FG hospital pledge 'impossible' - Harney

The Fine Gael 'contract' promising to provide 2,300 extra hospital beds cannot be delivered, Minister for Health Mary Harney …

The Fine Gael 'contract' promising to provide 2,300 extra hospital beds cannot be delivered, Minister for Health Mary Harney has said.

Speaking at a Progressive Democrats media briefing in Dublin, Ms Harney said it was "simply not possible" that 2,300 new acute hospital beds can be put in place within five years, as outlined in the Fine Gael/Labour joint health manifesto.

Ms Harney said Fine Gael and Labour had been inconsistent in their timeframe for the promised delivery of beds. Even the private Beacon Hospital, the fastest ever such project completed, had taken around three years, she said.

Ms Harney said the Opposition 'contract' promises that 460 new beds will be created each year on average over a five-year term of government.

READ MORE

"That is the equivalent of one major new hospital a year," she said. The current Government had delivered around 200 new beds a year, Ms Harney said.

"We have in Ireland at the moment 16,400 beds between the public healthcare system and the private healthcare system."

Ireland has 13,700 beds in the public health system and 2,500 private beds. It was "at the top" in terms of the number of acute beds in the healthcare system based on our population, she said.

Ms Harney said about 13 per cent of people admitted to hospital "should not be admitted in the first place" because they were admitted while awaiting diagnostics. About 39 per cent of bed-days were "inappropriate".

The Government had promised in 2001 to put in place 3,000 extra acute beds by 2011. To date, it had put in place about 1,500, she said.

A further 1,000 would be put in place by way of the plan for 'co-location' of private facilities alongside public hospitals and the National Development Plan had funding for a further 400, she added.

"The Government will reach the target it set in 2001 by 2011, which was the target date. Our co-location proposal is the fastest and most cost-effective way of providing acute beds.

"We already have co-location within our public hospitals. We have 20 per cent, on average, of our beds ringfenced for private patients.

"These beds have been paid for by the taxpayer, 100 per cent, they are staffed by nurses that are paid for by the taxpayer, the diagnostics that are used are paid for by the taxpayers...but those beds are only available to insured patients or 'self-payers'. Our plan is to convert 1,000 of those 2,500 beds for the use of all patients based on medical need."

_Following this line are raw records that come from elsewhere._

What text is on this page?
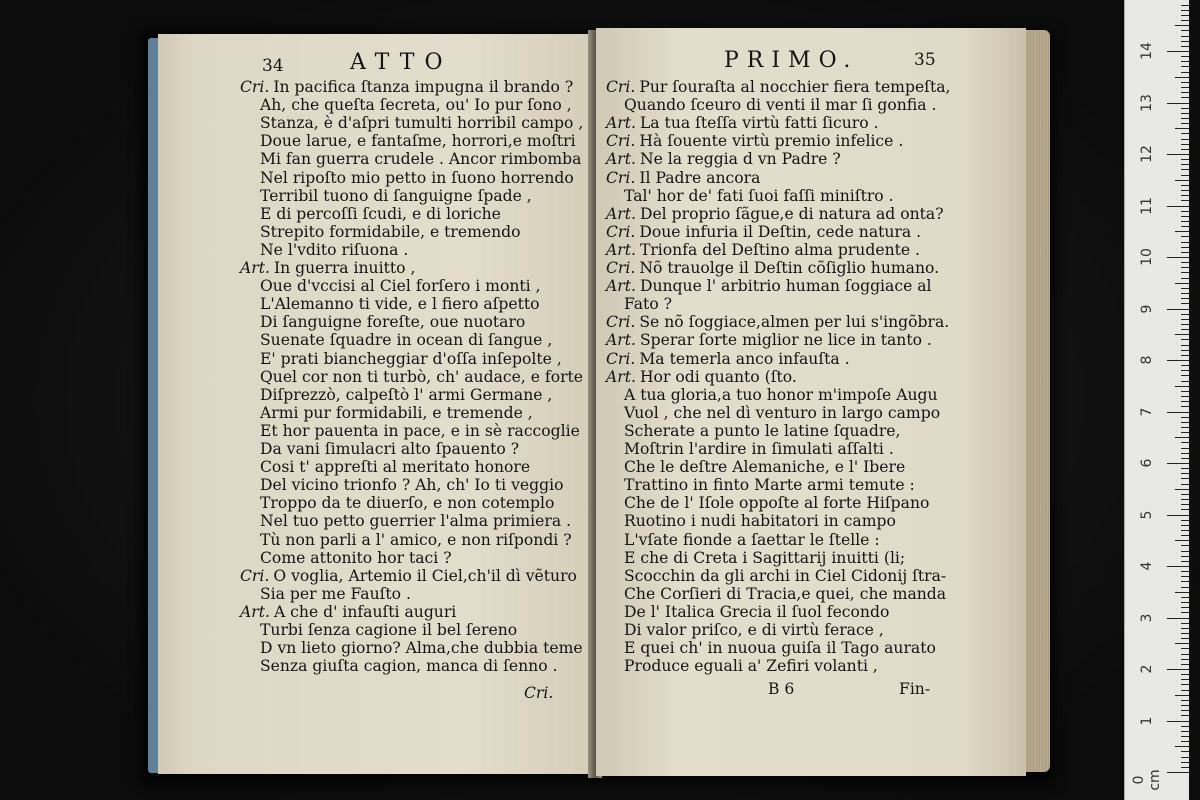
34	ATTO
Cri. In pacifica ſtanza impugna il brando ?
Ah, che queſta ſecreta, ou' Io pur ſono ,
Stanza, è d'aſpri tumulti horribil campo ,
Doue larue, e fantaſme, horrori,e moſtri
Mi fan guerra crudele . Ancor rimbomba
Nel ripoſto mio petto in ſuono horrendo
Terribil tuono di ſanguigne ſpade ,
E di percoſſi ſcudi, e di loriche
Strepito formidabile, e tremendo
Ne l'vdito riſuona .
Art. In guerra inuitto ,
Oue d'vccisi al Ciel forſero i monti ,
L'Alemanno ti vide, e l fiero aſpetto
Di ſanguigne foreſte, oue nuotaro
Suenate ſquadre in ocean di ſangue ,
E' prati biancheggiar d'oſſa inſepolte ,
Quel cor non ti turbò, ch' audace, e forte
Diſprezzò, calpeſtò l' armi Germane ,
Armi pur formidabili, e tremende ,
Et hor pauenta in pace, e in sè raccoglie
Da vani ſimulacri alto ſpauento ?
Cosi t' appreſti al meritato honore
Del vicino trionfo ? Ah, ch' Io ti veggio
Troppo da te diuerſo, e non cotemplo
Nel tuo petto guerrier l'alma primiera .
Tù non parli a l' amico, e non riſpondi ?
Come attonito hor taci ?
Cri. O voglia, Artemio il Ciel,ch'il dì vẽturo
Sia per me Fauſto .
Art. A che d' infauſti auguri
Turbi ſenza cagione il bel ſereno
D vn lieto giorno? Alma,che dubbia teme
Senza giuſta cagion, manca di ſenno .
Cri.
PRIMO.	35
Cri. Pur ſouraſta al nocchier fiera tempeſta,
Quando ſceuro di venti il mar ſi gonfia .
Art. La tua ſteſſa virtù fatti ſicuro .
Cri. Hà ſouente virtù premio infelice .
Art. Ne la reggia d vn Padre ?
Cri. Il Padre ancora
Tal' hor de' fati ſuoi faſſi miniſtro .
Art. Del proprio ſãgue,e di natura ad onta?
Cri. Doue infuria il Deſtin, cede natura .
Art. Trionfa del Deſtino alma prudente .
Cri. Nõ trauolge il Deſtin cõſiglio humano.
Art. Dunque l' arbitrio human ſoggiace al
Fato ?
Cri. Se nõ ſoggiace,almen per lui s'ingõbra.
Art. Sperar ſorte miglior ne lice in tanto .
Cri. Ma temerla anco infauſta .
Art. Hor odi quanto (ſto.
A tua gloria,a tuo honor m'impoſe Augu
Vuol , che nel dì venturo in largo campo
Scherate a punto le latine ſquadre,
Moſtrin l'ardire in ſimulati aſſalti .
Che le deſtre Alemaniche, e l' Ibere
Trattino in finto Marte armi temute :
Che de l' Iſole oppoſte al forte Hiſpano
Ruotino i nudi habitatori in campo
L'vſate fionde a ſaettar le ſtelle :
E che di Creta i Sagittarij inuitti (li;
Scocchin da gli archi in Ciel Cidonij ſtra-
Che Corſieri di Tracia,e quei, che manda
De l' Italica Grecia il ſuol fecondo
Di valor priſco, e di virtù ferace ,
E quei ch' in nuoua guiſa il Tago aurato
Produce eguali a' Zefiri volanti ,
B 6	Fin-
14
13
12
11
10
9
8
7
6
5
4
3
2
1
0 cm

Ms Harney said two years had been spent on the proposal and it had gone through a very rigorous public procurement process. The beds would be put in place within a three- to four-year timeframe and at less than half the cost of providing them in the traditional way.

"I passionately believe one should only get into hospital on the basis of medical need and I believe it's a moral imperative in any decent society that essential healthcare is available to people on the basis of medical need and on no other basis. And no preferential treatment should be given in our public hospitals, funded by the taxpayers, to one group of people over and above another."